With the NFL Draft less than two weeks away, the latest available data shows that, on average, nearly 60% of Allegheny County hotel rooms for the draft have been booked, according to the chairperson of Visit Pittsburgh's Board of Directors.

KDKA went looking for whether the surprising number of available hotel rooms is a sign that draft attendance for the three-day event would be lower than the 500,000 to 800,000 people expected to come to the city. What KDKA found has a lot more to do with that number than the actual number of hotel rooms still available. 

Hotels for NFL draft in Pittsburgh

Perry Ivery, the board chair of Visit Pittsburgh and general manager of the 167-room Oaklander Hotel, shared the latest data, which was as of April 1, with KDKA. It showed nearly 60% of the county's roughly 19,000 hotel rooms have been booked for the Thursday, Friday, and Saturday of the draft. 

The highest occupancy is Thursday, when nearly 68% of rooms are booked so far, Ivery said. 

"Historically, in NFL draft events, there's a surge in reservations 30 days out, with 20% being the last week," Ivery said, adding they are seeing the same pattern as they did for last year's U.S. Open at Oakmont Country Club. "We're still optimistic within the next two weeks that there's going to be a surge in bookings."

He added that as of right now, people can still book a room at a reasonable price. A quick search of a hotel booking website will turn up dozens of hotels with available rooms in the Pittsburgh area. Ivery's hotel, the Oaklander, has just a few rooms still available for the draft.

"We're very excited for the NFL draft," Ivery said. "We've been planning for years."

Ivery said 20% of travelers to Pittsburgh are expected to stay at short-term rentals, while 80% are expected to stay at hotels.

How many hotel rooms are in the Pittsburgh area?

The Pittsburgh region has roughly 40,000 rooms, while Allegheny County has roughly 19,000, Ivery said.

The contrast between the number of hotel rooms and the expected number of people coming for the draft was something KDKA asked then-mayor Ed Gainey in a May 2024 interview.

"Do we have space to house 1 million people?" KDKA's Ricky Sayer asked.

"I believe we do," Gainey said.

NFL draft attendance numbers explained 

Gainey had predicted 1 million people would come to the city for the draft, while others, including Visit Pittsburgh, shared numbers between 500,000 and 800,000.

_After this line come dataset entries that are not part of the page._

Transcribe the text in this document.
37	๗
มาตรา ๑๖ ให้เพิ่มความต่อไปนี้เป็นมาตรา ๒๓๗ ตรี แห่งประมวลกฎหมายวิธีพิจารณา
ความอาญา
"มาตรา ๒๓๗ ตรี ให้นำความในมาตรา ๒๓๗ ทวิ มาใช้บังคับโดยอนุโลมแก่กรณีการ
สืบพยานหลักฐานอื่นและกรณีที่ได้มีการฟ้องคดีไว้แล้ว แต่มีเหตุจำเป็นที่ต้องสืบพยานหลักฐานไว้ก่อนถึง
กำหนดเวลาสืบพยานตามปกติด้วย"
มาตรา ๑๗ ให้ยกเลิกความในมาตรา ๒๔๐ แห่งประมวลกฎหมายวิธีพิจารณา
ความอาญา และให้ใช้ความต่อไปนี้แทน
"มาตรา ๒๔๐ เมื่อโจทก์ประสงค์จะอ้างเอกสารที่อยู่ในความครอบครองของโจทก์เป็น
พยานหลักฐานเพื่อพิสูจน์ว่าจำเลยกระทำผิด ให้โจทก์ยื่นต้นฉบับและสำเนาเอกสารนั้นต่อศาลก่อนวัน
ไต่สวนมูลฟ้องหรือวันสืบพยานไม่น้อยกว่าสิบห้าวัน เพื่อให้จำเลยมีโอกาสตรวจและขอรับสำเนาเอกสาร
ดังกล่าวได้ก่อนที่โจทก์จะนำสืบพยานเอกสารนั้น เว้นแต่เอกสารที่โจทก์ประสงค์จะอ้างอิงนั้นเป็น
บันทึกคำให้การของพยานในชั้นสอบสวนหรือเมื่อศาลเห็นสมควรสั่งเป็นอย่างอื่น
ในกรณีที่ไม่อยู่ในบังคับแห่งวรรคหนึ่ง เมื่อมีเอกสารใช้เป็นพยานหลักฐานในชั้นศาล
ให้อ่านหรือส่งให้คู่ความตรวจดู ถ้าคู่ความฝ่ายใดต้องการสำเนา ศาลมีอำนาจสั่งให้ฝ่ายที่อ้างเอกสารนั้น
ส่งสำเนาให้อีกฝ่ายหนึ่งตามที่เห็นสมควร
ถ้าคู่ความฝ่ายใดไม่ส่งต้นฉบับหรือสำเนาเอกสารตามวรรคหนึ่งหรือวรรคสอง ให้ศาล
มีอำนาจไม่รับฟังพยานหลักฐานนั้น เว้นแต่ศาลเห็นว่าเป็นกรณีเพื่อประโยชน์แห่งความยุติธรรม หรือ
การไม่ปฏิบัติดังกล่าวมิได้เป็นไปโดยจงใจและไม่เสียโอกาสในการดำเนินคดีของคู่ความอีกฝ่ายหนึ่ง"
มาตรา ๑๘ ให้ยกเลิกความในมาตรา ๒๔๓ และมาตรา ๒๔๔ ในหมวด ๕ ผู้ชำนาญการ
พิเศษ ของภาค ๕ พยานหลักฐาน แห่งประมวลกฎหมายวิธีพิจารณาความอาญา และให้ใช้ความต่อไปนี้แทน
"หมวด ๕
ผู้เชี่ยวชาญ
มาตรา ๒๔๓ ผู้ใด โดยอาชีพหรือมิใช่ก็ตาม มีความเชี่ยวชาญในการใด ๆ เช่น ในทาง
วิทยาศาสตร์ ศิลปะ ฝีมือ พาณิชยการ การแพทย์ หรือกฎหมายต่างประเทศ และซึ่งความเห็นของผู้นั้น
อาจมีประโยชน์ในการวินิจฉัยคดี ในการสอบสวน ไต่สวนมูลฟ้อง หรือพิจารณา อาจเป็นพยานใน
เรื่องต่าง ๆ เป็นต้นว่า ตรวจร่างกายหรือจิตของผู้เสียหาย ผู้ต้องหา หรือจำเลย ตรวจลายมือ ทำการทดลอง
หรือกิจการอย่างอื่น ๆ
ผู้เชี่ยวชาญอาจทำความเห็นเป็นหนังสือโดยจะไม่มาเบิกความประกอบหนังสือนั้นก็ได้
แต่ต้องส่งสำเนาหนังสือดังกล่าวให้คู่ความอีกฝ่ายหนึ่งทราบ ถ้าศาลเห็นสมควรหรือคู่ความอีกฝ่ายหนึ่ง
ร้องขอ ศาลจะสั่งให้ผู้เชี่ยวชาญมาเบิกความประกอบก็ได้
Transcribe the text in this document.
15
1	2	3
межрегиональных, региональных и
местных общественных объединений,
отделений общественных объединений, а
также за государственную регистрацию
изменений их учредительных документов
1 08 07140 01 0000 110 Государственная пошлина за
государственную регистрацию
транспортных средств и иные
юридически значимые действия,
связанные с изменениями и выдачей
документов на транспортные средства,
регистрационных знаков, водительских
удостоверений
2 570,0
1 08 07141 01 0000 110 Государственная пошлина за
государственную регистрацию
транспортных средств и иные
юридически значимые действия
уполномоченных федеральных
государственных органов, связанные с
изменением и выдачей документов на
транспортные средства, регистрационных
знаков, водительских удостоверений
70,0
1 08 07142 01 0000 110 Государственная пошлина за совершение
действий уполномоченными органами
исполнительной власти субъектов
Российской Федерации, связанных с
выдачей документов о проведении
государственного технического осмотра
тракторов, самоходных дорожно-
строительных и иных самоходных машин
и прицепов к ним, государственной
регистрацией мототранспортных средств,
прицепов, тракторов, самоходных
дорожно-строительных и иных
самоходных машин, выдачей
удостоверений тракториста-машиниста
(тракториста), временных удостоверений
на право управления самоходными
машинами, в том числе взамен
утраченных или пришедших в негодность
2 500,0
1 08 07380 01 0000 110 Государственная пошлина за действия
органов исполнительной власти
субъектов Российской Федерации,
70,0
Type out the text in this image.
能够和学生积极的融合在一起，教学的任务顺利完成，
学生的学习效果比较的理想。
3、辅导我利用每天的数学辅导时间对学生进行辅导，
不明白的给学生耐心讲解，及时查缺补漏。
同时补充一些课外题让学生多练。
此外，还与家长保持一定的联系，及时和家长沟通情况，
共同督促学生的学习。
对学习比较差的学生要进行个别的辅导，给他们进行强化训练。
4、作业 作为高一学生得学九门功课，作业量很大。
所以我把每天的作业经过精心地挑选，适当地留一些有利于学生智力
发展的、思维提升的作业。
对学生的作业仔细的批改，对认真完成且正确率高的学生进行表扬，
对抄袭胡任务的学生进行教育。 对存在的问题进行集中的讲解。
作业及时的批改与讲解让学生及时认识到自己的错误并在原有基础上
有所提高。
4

"Anywhere between 500,000 and 800,000 — that's an aggregate over three days," Ivery said.

Ivery explained that the estimates are provided by the NFL and historical data. A source familiar with the city's draft planning told KDKA that the NFL tabulates draft attendees by counting each time someone goes through draft security and enters the draft footprint.

That means not only is someone who goes to all three days of the draft counted as three people in the 500,000 to 800,000 estimates, it means if they, for instance, exited the draft to grab a beer then came back in or walked across the Clemente Bridge to get from one side of the draft experience to the other, they are counted as an additional attendee in the NFL's overall aggregate.

The same source said they expect 100,000 to 200,000 people each day during the draft. When you combine 200,000 over three days, that's how you get an estimate in the 600,000 range. 

The 100,000 to 200,000 people at the draft each day, the source added, is closer to a crowd for Picklesburgh or a Steelers championship parade. 

The draft footprint itself, including both sides of the Allegheny River, can only hold a little more than a football stadium, the source said, roughly 80,00 to 90,000 people. They recognize that some people believe the draft, due to sheer volume, could cripple the city, but at the numbers they shared, they don't think that will happen.